Other than smacking a zombie in the face with a spiked baseball bat or running over a horde of them with a mobile trash bin, I did not enjoy much of anything that Dead Rising 2 had to offer. Chuck purposely moves slow and clunky, especially if you try to jump and then keep moving. His speed increases and additional melee moves are unlocked as you level up, but it’s a slow and seemingly random process, as by level 26 I still was missing a lot of abilities that would have made running around more convenient and a bit easier. You can only save at bathrooms, which are not surprisingly everywhere you turn, so I found myself constantly losing a lot of progress if Chuck accidentally bought the farm. Can’t set waypoints on the map. Weapons break after some time, and I understand why that has to be, but man do I not enjoy it, especially after it took so long to find the right pieces and construct it. Wearing goofy clothes is okay and thankfully completely cosmetic, and I do appreciate that Chuck has them still on in all cutscenes, but Dead Rising 2 is a very goofy game with batshit crazy side quests and zany survivor-saving missions, but then also a main storyline that really does want to be taken dead serious, with its twists and turns and real-life drama of a child potentially being turned into a monster and a man being wrongly framed. It’s all very conflicting.
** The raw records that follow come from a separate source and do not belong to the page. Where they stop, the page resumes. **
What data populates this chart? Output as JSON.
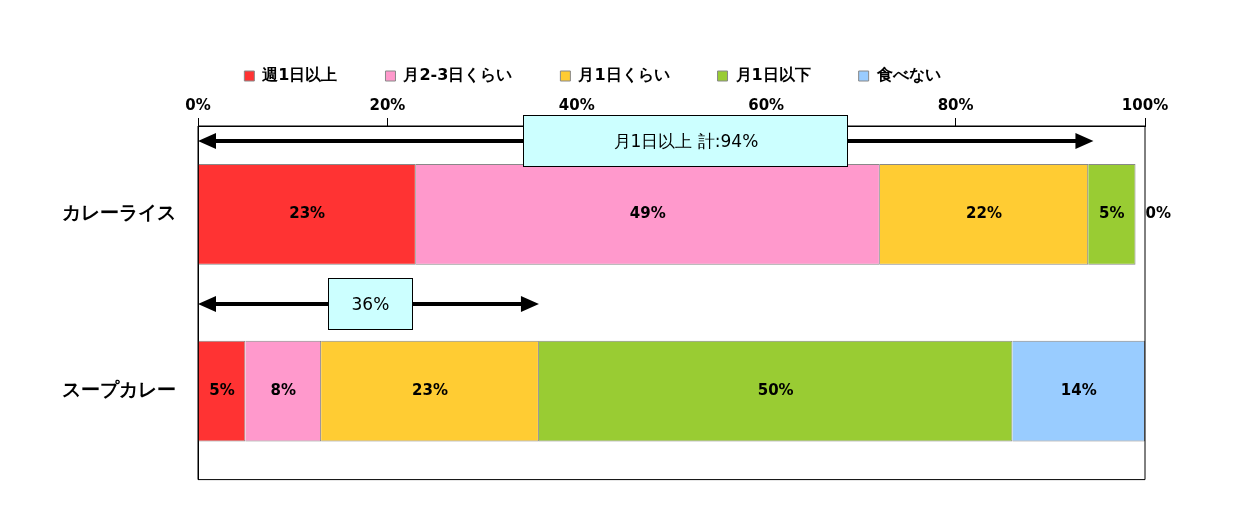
{
  "chart_data": {
    "type": "bar",
    "orientation": "horizontal",
    "stacked": true,
    "categories": [
      "カレーライス",
      "スープカレー"
    ],
    "series": [
      {
        "name": "週1日以上",
        "color": "#ff3333",
        "values": [
          23,
          5
        ],
        "value_labels": [
          "23%",
          "5%"
        ]
      },
      {
        "name": "月2-3日くらい",
        "color": "#ff99cc",
        "values": [
          49,
          8
        ],
        "value_labels": [
          "49%",
          "8%"
        ]
      },
      {
        "name": "月1日くらい",
        "color": "#ffcc33",
        "values": [
          22,
          23
        ],
        "value_labels": [
          "22%",
          "23%"
        ]
      },
      {
        "name": "月1日以下",
        "color": "#99cc33",
        "values": [
          5,
          50
        ],
        "value_labels": [
          "5%",
          "50%"
        ]
      },
      {
        "name": "食べない",
        "color": "#99ccff",
        "values": [
          0,
          14
        ],
        "value_labels": [
          "0%",
          "14%"
        ]
      }
    ],
    "xlim": [
      0,
      100
    ],
    "xticks": [
      {
        "value": 0,
        "label": "0%"
      },
      {
        "value": 20,
        "label": "20%"
      },
      {
        "value": 40,
        "label": "40%"
      },
      {
        "value": 60,
        "label": "60%"
      },
      {
        "value": 80,
        "label": "80%"
      },
      {
        "value": 100,
        "label": "100%"
      }
    ],
    "grid": false,
    "legend": "top",
    "annotations": [
      "月1日以上 計:94%",
      "36%"
    ]
  }
}
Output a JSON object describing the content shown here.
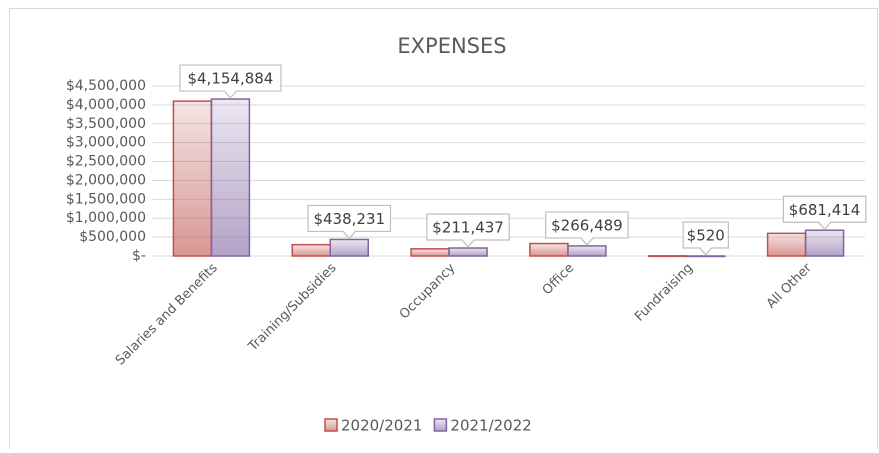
{
  "chart_data": {
    "type": "bar",
    "title": "EXPENSES",
    "categories": [
      "Salaries and Benefits",
      "Training/Subsidies",
      "Occupancy",
      "Office",
      "Fundraising",
      "All Other"
    ],
    "series": [
      {
        "name": "2020/2021",
        "color": "#c0504d",
        "values": [
          4100000,
          300000,
          190000,
          330000,
          5000,
          600000
        ]
      },
      {
        "name": "2021/2022",
        "color": "#8064a2",
        "values": [
          4154884,
          438231,
          211437,
          266489,
          520,
          681414
        ],
        "value_labels": [
          "$4,154,884",
          "$438,231",
          "$211,437",
          "$266,489",
          "$520",
          "$681,414"
        ]
      }
    ],
    "ylim": [
      0,
      4500000
    ],
    "yticks": [
      {
        "value": 0,
        "label": "$-"
      },
      {
        "value": 500000,
        "label": "$500,000"
      },
      {
        "value": 1000000,
        "label": "$1,000,000"
      },
      {
        "value": 1500000,
        "label": "$1,500,000"
      },
      {
        "value": 2000000,
        "label": "$2,000,000"
      },
      {
        "value": 2500000,
        "label": "$2,500,000"
      },
      {
        "value": 3000000,
        "label": "$3,000,000"
      },
      {
        "value": 3500000,
        "label": "$3,500,000"
      },
      {
        "value": 4000000,
        "label": "$4,000,000"
      },
      {
        "value": 4500000,
        "label": "$4,500,000"
      }
    ],
    "grid": true,
    "legend": "bottom"
  }
}
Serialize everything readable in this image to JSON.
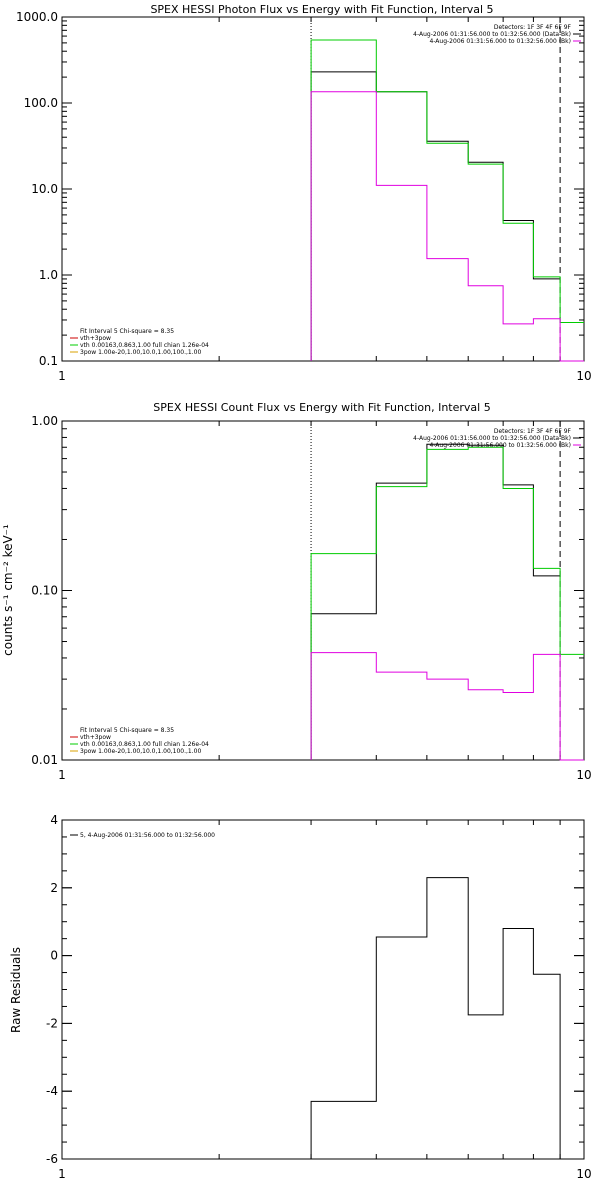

That previously mentioned masochistic part of my brain wants to load up my last Dead Rising 2 save, which is right before what I thought was the final boss fight, and see if I can get the other ending, but I know it won’t enhance my experience any more. Hmm. In fact, after reading a bit about it, seems like quite a bother, and for what, a silly Achievement. Meh, no thanks. However, I’m pretty close to crossing the 5,000 mark for killed zombies, so maybe I’ll put on a favorite podcast and go out swinging.